Científicos de la Universidad Politécnica de Perm, Rusia, junto con especialistas de la oficina de diseños de motores de cohete Iskra, han desarrollado una metodología para el diseño de motores de próxima generación propulsados por combustible granular, informan varios medios locales, remitiéndose a un comunicado de prensa de la universidad sobre el estudio, publicado en la revista South Siberian Scientific Bulletin.
Actualmente, en la tecnología espacial se utilizan dos tipos de motores de cohete: de propulsión líquida y de propulsión sólida. Los motores de combustible granular funcionan inyectando partículas sólidas en la cámara de combustión junto con gas.
Los propelentes de este tipo, en que el gránulo en sí es una partícula de oxidante recubierta con una capa de combustible, combinan las ventajas de los combustibles sólidos y líquidos: estos sistemas pueden arrancarse y reiniciarse repetidamente en vuelo, ajustando el empuje de forma continua.
Sin embargo, los ingenieros de todo el mundo se enfrentan a un serio desafío al diseñarlos, ya que la mezcla de polvo y gas se comporta de forma impredecible. Hasta ahora, no existía una metodología para calcular con precisión los parámetros del sistema de suministro de combustible.

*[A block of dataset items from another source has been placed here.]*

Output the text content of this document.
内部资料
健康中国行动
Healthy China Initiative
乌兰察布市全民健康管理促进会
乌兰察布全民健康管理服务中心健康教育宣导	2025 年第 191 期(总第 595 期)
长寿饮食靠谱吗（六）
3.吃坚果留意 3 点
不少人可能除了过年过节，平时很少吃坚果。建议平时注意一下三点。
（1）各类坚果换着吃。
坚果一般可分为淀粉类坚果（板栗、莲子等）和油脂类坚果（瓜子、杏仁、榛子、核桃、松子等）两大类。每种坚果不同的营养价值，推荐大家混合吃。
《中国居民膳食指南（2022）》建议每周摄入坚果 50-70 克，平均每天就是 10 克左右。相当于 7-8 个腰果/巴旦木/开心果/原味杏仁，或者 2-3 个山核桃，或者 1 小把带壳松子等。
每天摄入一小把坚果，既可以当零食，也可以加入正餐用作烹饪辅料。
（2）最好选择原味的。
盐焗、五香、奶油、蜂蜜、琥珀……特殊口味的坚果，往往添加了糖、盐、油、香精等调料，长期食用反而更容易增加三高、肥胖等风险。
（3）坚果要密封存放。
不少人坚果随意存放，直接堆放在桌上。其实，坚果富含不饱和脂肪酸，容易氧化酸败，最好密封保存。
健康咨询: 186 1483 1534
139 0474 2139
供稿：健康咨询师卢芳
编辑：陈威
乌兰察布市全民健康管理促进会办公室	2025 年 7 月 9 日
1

Por lo tanto, a día de hoy, no existen modelos de producción de estos sistemas en el mundo.
"Hemos desarrollado una metodología que nos permite calcular todos los parámetros clave de estos motores en la fase de diseño: desde la proporción de gas y polvo en la mezcla propulsora hasta el tamaño de los tanques y el número de inyectores", comentó Andréi Elkin, el diseñador jefe de Iskra.
Como resultado, se desarrolló un sistema validado experimentalmente para calcular los parámetros de los motores de propulsor granular. "Esto posibilitará la creación de vehículos de propulsión espacial de próxima generación, maniobrables y reutilizables, satélites capaces de evitar la basura espacial, sondas interplanetarias con capacidad para realizar múltiples correcciones de trayectoria y vehículos de limpieza orbital", precisó el comunicado de la Universidad Politécnica de Perm.